Alle 3:32 di lunedì 6 aprile del 2009 si aprì una profonda ferita nel cuore geografico dell’Italia, nella memoria collettiva e nell’anima di questo Paese che a dispetto dei sei anni trascorsi, si rivela ancora capace di evocare forti e struggenti suggestioni.
La terra trema, violentemente e macina morte e distruzione.
Preceduta da uno sciame sismico registrato a partire dal 14 dicembre 2008, la scossa di quella tragica notte toccò i 6,3 gradi di magnitudo, radendo al suolo gran parte del centro storico del capoluogo abruzzese e delle frazioni di Onna, Paganica e Tempera. Pesantissimo il bilancio umano: 309 vittime e 1.178 feriti, oltre a 65mila sfollati.

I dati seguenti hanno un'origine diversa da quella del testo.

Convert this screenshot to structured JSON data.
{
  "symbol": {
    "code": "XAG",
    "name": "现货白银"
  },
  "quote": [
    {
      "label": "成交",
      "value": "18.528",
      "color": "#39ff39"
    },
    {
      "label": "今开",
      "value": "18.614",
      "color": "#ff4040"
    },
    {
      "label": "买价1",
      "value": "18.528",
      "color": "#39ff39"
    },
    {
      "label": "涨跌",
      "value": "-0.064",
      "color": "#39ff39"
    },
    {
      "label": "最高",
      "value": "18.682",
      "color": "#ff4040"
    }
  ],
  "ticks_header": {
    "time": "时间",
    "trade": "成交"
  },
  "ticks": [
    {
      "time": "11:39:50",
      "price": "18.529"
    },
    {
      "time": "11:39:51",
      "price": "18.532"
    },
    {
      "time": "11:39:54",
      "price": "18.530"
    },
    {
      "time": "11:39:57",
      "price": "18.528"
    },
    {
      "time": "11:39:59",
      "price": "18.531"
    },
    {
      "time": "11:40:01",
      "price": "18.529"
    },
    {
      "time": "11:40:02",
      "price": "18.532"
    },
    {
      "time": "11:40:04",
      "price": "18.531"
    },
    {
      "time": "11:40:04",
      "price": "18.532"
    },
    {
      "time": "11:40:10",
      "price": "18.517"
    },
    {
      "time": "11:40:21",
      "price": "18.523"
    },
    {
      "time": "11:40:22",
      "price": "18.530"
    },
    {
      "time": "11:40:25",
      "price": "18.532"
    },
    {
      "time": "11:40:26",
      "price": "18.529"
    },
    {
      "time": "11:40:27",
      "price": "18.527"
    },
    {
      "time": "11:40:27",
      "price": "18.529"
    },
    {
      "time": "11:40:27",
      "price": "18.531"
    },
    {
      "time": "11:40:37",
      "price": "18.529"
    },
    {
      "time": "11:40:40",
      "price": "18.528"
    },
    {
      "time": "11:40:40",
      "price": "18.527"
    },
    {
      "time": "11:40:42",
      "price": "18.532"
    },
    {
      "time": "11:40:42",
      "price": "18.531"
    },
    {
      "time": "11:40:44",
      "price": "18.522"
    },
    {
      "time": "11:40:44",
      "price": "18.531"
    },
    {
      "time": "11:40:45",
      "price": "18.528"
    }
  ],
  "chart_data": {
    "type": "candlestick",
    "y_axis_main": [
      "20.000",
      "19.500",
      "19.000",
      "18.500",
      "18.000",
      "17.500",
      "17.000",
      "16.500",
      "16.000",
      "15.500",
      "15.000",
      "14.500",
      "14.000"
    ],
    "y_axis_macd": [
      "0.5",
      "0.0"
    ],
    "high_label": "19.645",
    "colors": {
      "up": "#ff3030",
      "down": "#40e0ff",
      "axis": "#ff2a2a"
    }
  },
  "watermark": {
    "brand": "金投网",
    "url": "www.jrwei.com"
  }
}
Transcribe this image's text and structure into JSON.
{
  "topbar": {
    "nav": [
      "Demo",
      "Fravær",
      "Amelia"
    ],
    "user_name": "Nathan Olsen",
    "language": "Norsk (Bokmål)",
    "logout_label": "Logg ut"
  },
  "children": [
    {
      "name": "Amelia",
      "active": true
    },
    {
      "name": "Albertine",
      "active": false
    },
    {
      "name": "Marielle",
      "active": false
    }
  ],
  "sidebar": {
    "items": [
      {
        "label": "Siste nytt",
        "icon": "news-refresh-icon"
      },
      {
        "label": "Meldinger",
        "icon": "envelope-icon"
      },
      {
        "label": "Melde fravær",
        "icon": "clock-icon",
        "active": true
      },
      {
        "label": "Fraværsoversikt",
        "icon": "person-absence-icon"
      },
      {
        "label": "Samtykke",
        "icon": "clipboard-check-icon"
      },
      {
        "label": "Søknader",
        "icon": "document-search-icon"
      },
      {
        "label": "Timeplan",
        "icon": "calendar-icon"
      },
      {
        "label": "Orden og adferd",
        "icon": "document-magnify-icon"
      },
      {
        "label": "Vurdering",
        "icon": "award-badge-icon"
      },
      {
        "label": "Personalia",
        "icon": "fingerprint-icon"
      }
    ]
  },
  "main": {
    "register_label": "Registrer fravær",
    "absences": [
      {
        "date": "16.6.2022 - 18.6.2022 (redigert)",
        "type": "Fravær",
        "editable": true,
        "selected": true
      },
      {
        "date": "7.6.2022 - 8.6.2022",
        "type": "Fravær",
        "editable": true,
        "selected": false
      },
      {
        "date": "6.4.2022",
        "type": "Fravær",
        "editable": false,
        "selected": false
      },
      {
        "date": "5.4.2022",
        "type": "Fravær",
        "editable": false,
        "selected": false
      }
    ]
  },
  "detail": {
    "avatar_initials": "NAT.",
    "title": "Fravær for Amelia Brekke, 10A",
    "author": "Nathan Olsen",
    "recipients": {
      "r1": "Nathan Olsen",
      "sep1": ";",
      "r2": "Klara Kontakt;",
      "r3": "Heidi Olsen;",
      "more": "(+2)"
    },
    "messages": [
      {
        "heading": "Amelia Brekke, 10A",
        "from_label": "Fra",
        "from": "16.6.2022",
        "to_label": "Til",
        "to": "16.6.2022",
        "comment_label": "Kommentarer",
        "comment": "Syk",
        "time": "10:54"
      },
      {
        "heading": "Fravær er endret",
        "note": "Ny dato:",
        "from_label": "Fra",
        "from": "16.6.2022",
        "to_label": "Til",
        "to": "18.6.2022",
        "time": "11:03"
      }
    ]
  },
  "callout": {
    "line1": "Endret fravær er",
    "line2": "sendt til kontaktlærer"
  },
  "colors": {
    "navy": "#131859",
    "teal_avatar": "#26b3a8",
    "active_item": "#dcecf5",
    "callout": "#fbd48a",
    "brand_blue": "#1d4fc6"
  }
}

Avvertito principalmente in Abruzzo e in misura minore nel Lazio e nelle Marche, il sisma dell’Aquila è risultato, per numero di vittime e danni materiali (oltre 10 miliardi di euro), il 5º terremoto più distruttivo in Italia in epoca contemporanea.
La burocrazia e la complessità del contesto urbano continuano a rallentare la ricostruzione dell’Aquila, ad oggi ridotta a un enorme cantiere a cielo aperto. A ciò si aggiungono le diverse inchieste giudiziarie, una delle quali ha portato nel 2013 alla condanna, in primo grado, di 7 scienziati, all’epoca dei fatti membri della commissione Grandi Rischi.
L’accusa è di aver dato false rassicurazioni alla popolazione locale, rispetto allo sciame sismico d’intensità crescente, registrato cinque giorni prima del terremoto. La sentenza è stata quasi del tutto ribaltata in appello, nel 2014, con l’assoluzione di sei dei sette imputati.
La solita Italia, quella che non vorremmo mai riportare.
Soprattutto al cospetto di simili sciagure.